Total de visualizações de página (desde out/2009)

sexta-feira, 6 de novembro de 2015

Diferença pela igualdade

Boaventura inicia sua obra retomando a brilhante questão abordada por Rousseau: “será que o progresso das ciências ou das artes contribui para a pureza ou para a corrupção dos costumes?” . Tomando por base a indagação do filósofo, o autor constrói a pergunta provocativa que irá nortear e intitular sua obra: “poderá o Direito ser emancipatório?”

Essa questão é extremamente atual e relaciona-se, por exemplo, ao tão polêmico e comentado tema das ações afirmativas, dentro do qual as “cotas raciais” são uma marca forte. Boaventura de Souza e Santos expõe a necessidade de construir uma vertente não-hegemônica do Direito, uma “globalização contra hegemônica”, o chamado “cosmopolitismo subalterno”, cosmopolitismo dos oprimidos a fim de combater as desigualdades no contexto do Neoliberalismo; as ações afirmativas, as cotas raciais seriam um meio para isso. A importância das cotas raciais é potencializada pelo contexto da crise do reformismo, do Estado-providência, do ressurgimento do conservadorismo, pela própria perda, pelo Estado, do papel de regulador social; como Boaventura expõe.

Na obra mencionada, o autor destaca a instabilidade social como condição de assegurar a estabilidade econômica.

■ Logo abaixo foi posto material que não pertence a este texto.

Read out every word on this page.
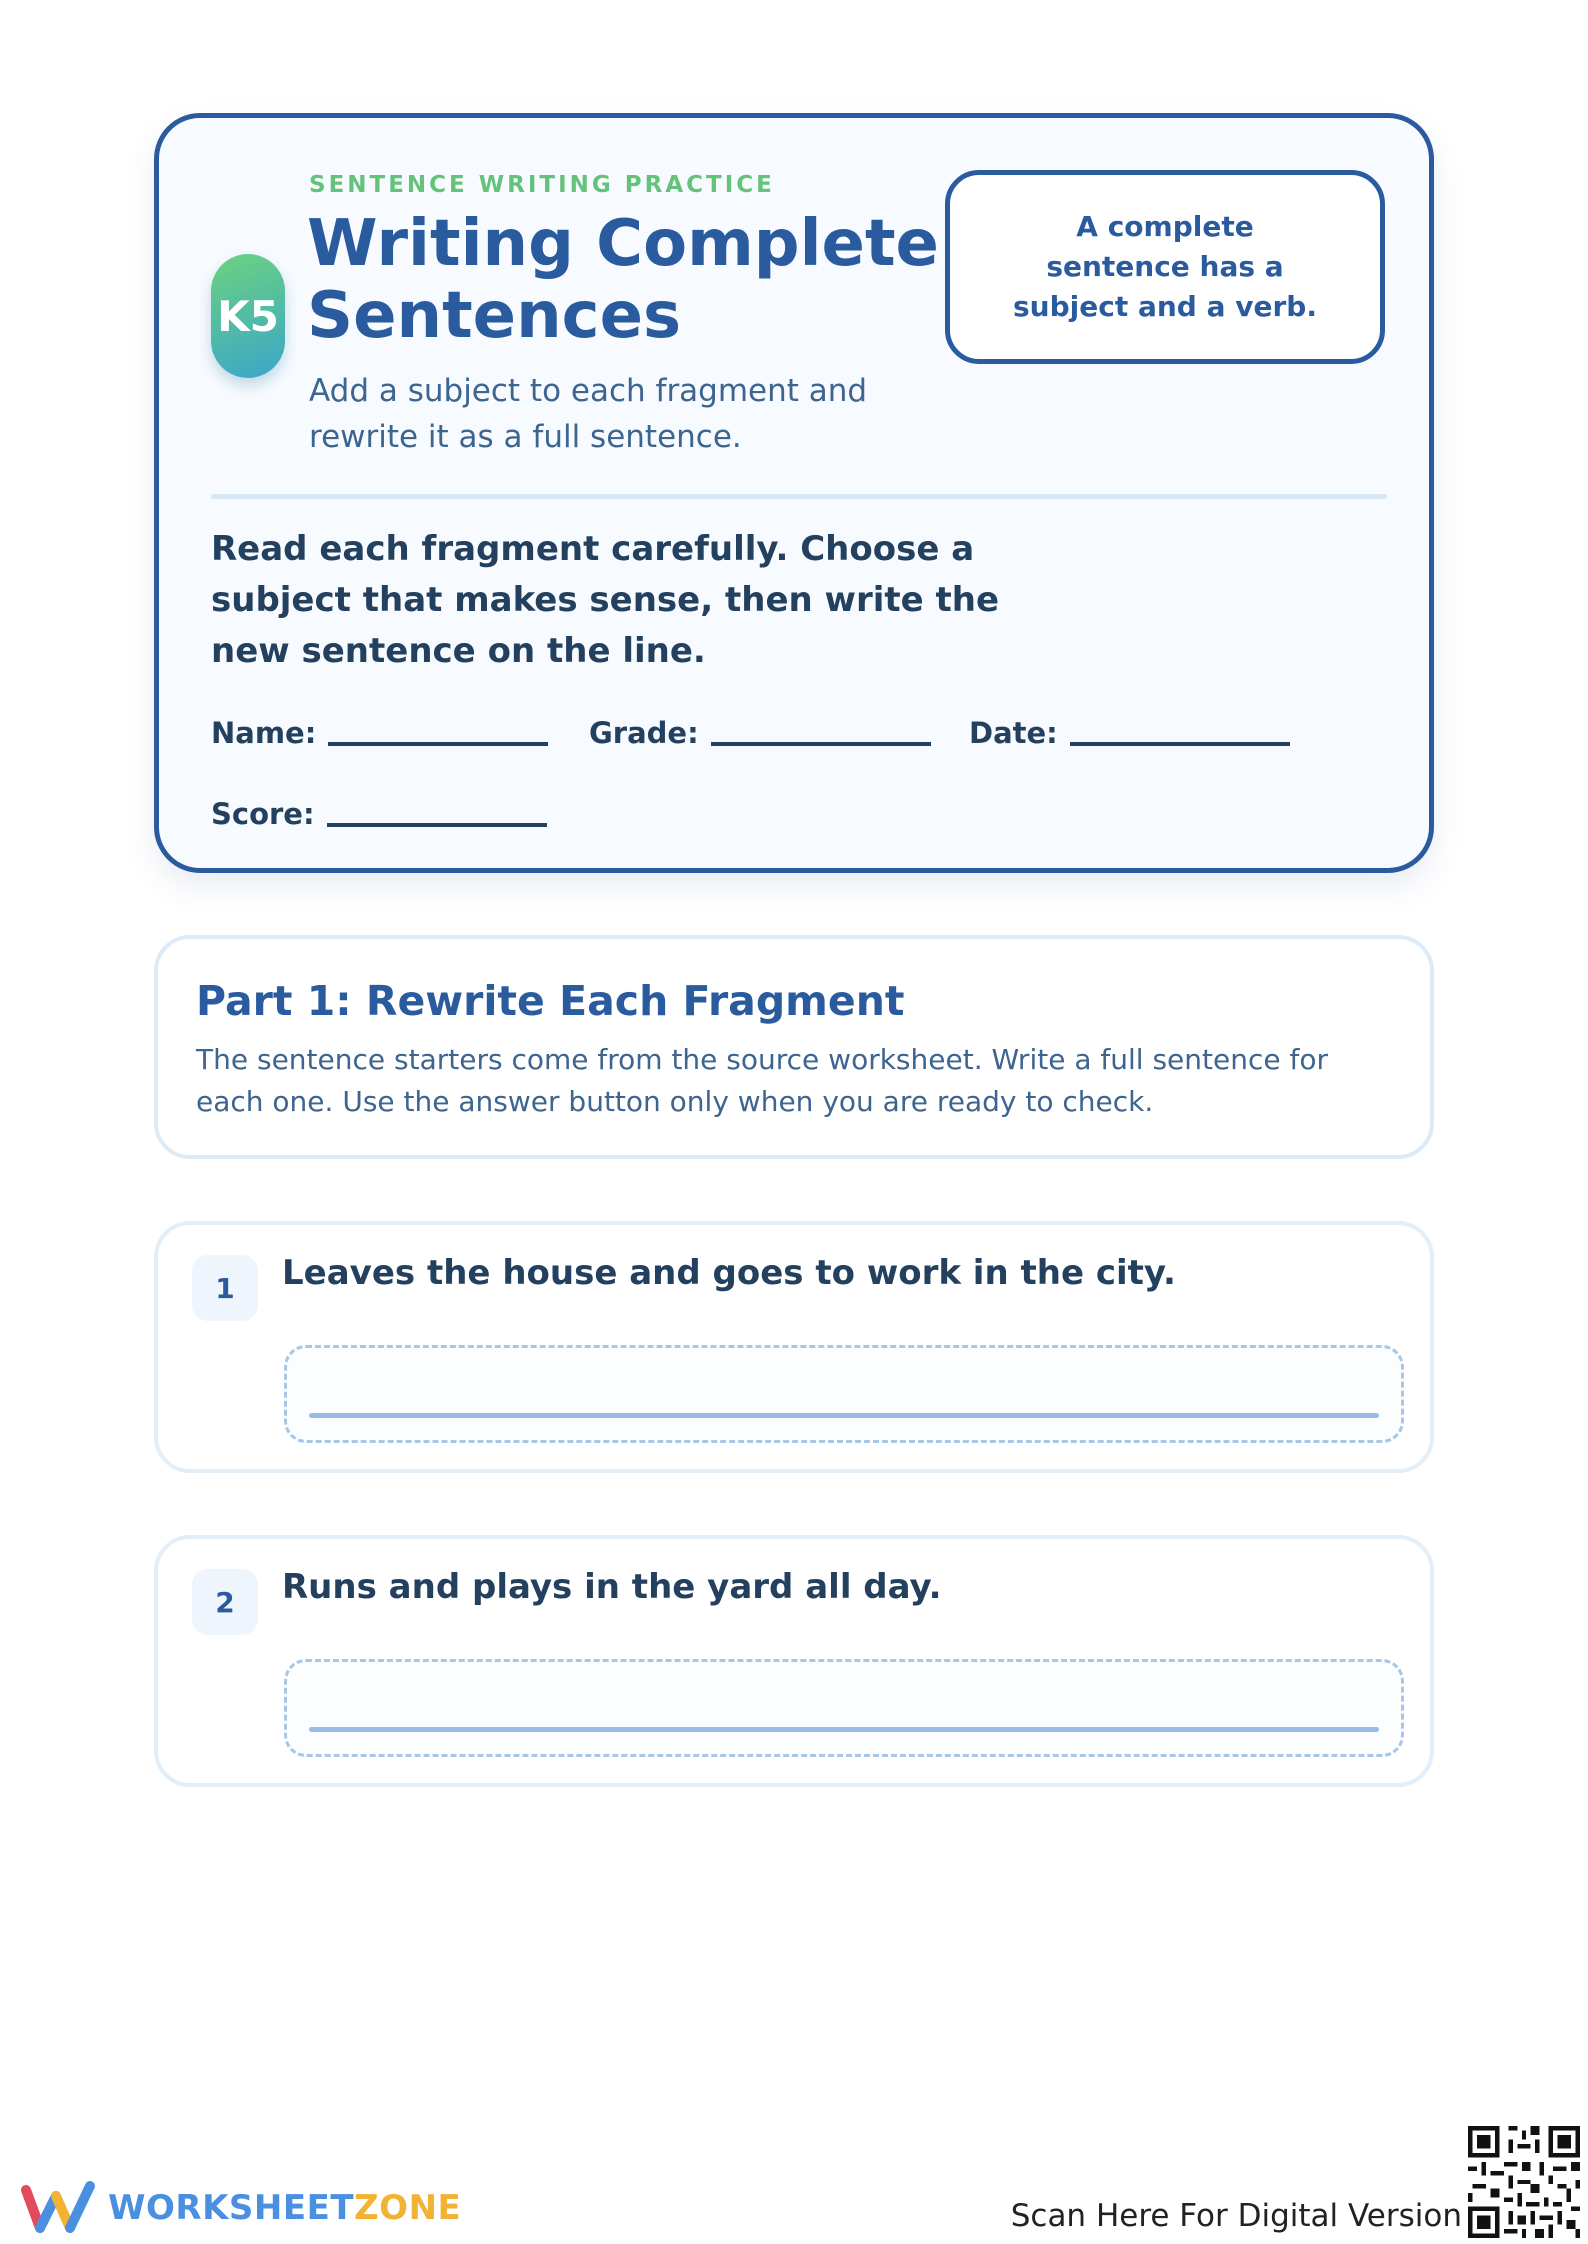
K5
SENTENCE WRITING PRACTICE
Writing Complete Sentences
Add a subject to each fragment and rewrite it as a full sentence.
A complete sentence has a subject and a verb.
Read each fragment carefully. Choose a subject that makes sense, then write the new sentence on the line.
Name:	Grade:	Date:
Score:
Part 1: Rewrite Each Fragment
The sentence starters come from the source worksheet. Write a full sentence for each one. Use the answer button only when you are ready to check.
1	Leaves the house and goes to work in the city.
2	Runs and plays in the yard all day.
WORKSHEETZONE	Scan Here For Digital Version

Podemos remeter essa concepção à problemática da infraestrutura e superestrutura do pensamento marxista e, de forma mais concreta, podemos visualiza-la no próprio processo histórico escravocrata da nossa sociedade: para assegurar uma hierarquia econômica e social da elite, os negros sofreram diversos abusos, foram  explorados e marginalizados, o que resultou na construção de uma sociedade racista e excludente, que relegou aos negros à chamada “sociedade civil incivil”; segundo Boaventura , os indivíduos que a compõe “socialmente, são quase por completo invisíveis.” Nesse ínterim, as cotas raciais seriam legítimas e justas, pois iriam findar com esse círculo vicioso histórico que joga o negro na pobreza, viabilizando, então, sua integração social.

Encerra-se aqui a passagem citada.